Tüm uyuşturucu maddeler gibi sentetik esrar türevi maddelerin de ( Türkiye’de Bonzai/Jamaika, yurt dışında K2/Spice) keyif verici ve rahatlatıcı etkileri “Bir kere içeyim, bir şey olmaz” tavrıyla birleşince, ciddi ‘bağımlılıklar’a neden oluyor.

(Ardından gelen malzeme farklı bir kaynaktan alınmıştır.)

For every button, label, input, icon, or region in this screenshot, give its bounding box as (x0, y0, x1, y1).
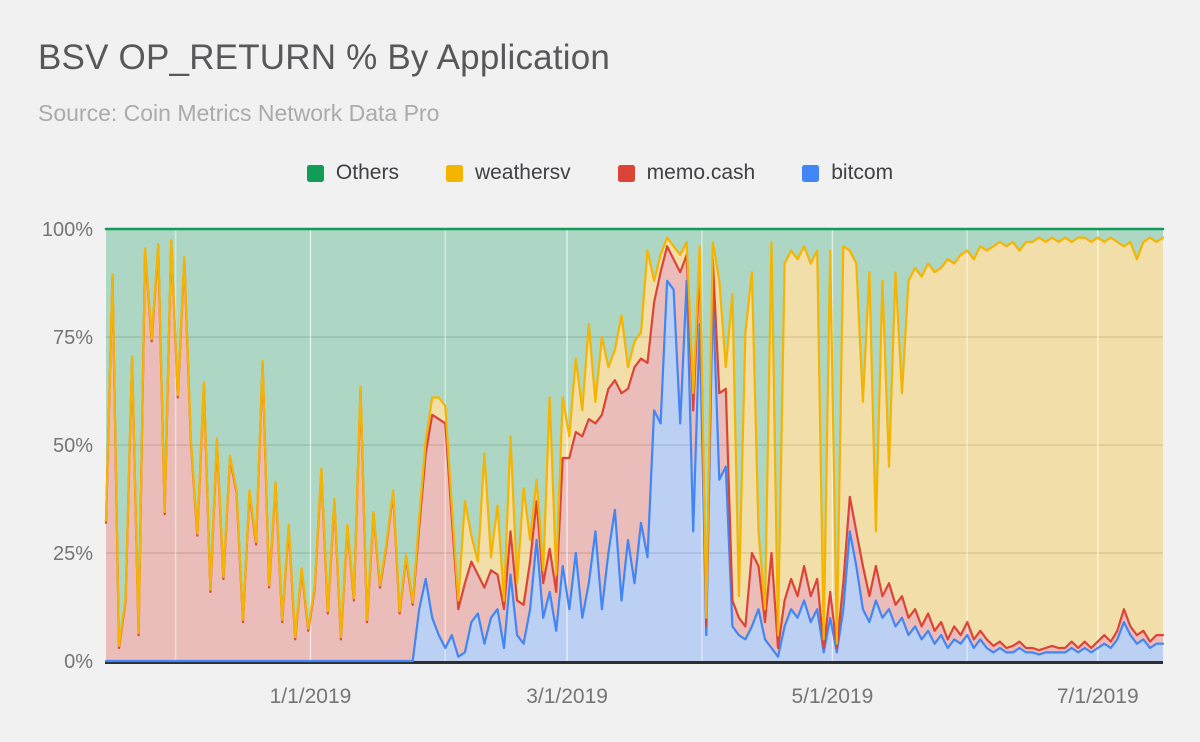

Bonzai ile ilgili bilimsel çalışmalar, her geçen gün artsa da henüz uzun dönemli çalışmalara rastlanmıyor. Ancak klinik deneyimler ve kısa dönemli çalışmalar, bonzai maddesinin yarattığı tehlikenin bir kullanımda bile gerçekleştiğini bize gösteriyor. Etkisi esrara göre daha hızlı olup çok daha yoğun. Maddenin vücuda girmesinden kısa süre sonra ciddi bir kaygı/panik hissi, panik ataklar, huzursuzluk, müdahale gerektirecek düzeyde tansiyon yüksekliği, çarpıntı, tüm vücutta felç olma hissi, epilepsi (sara) nöbetleri, halüsinasyonlar, paranoyalar, intihar düşüncesi ve girişimi sıklıkla tarif edilen ve acil servislere başvurularda müdahale edilen şikâyetler arasında. Maddenin kalp krizi, beyin kanaması gibi ölüm nedenlerinin yanı sıra, yarattığı kaygı ve algı kusurlarının da ölümlere neden olduğu biliniyor. Bonzainin hızlı ve güçlü etkisi, bağımlılığın şiddetini de artırıyor. Kısa süreli kullanımlarda bile görülen yoksunluk belirtileri, madde kullanımının sıklığını da esrara göre daha fazla arttırıyor. Hızlı gelişen tolerans etkisiyle, aynı etkiyi elde etmek için gittikçe artan dozlara ihtiyaç duyuluyor. Kullanılmadığı taktirde yoksunluk belirtileri olarak panik ataklar (nefes darlıkları, çarpıntı, ölüm korkusu gibi), paranoyalar, ciddi huzursuzluk, uykusuzluk, bulantı, konsantrasyon sorunları, yönelim bozuklukları, bulantı, yeme sorunları görülüyor. Başlangıçta “keyif almak ve rahatlamak” için kullanılan bu madde, zamanla yan etkilerin yaşanmaması için kullanılır hale geliyor. İlişki, aile, okul sorunları da bu kısır döngüyü besleyip büyütüyor.
Okullara dikkat!
Bonzai, özellikle çocuk-ergen ve gençler arasında kullanımı yaygın bir uyuşturucu. İleri yaş gruplarında kullanımı azalıyor. Yaş grubu, bize hem sosyo-kültürel açıdan, hem de alınan tedbirlerin yetersizliği yönünden mesajlarla dolu. Her geçen gün kullanımının artıyor olması, artık tehlike çanlarını daha yüksek sesle çaldırıyor. Yeni eğitim yılıyla birlikte, bu maddeleri satmak için pusuda bekleyenlere karşılık, önemli risk grubu olan öğrencilerin, öğretmenlerin, velilerin bilinçlendirilmesi geciktirilmemeli. Maalesef sentetik esrar türevleriyle ilgili doğru bilgiye ulaşım, maddeye ulaşım kadar kolay değil. Denetimli şekilde yapılan haberler ve toplumsal eğitimler mutlaka yaygınlaştırılmalı. Kısa süreliğine ‘keyif verici ve rahatlatıcı’ bu uyuşturucu maddelerin, her gün yeni bileşimleriyle sokakta ölüm dağıtıyor olması, kamuoyunun bilgilendirilmesini ve uyuşturucuyla mücadeleyle ilgili devlet politikalarının yeniden düzenlenmesini bir zaruret olarak karşımıza çıkarıyor.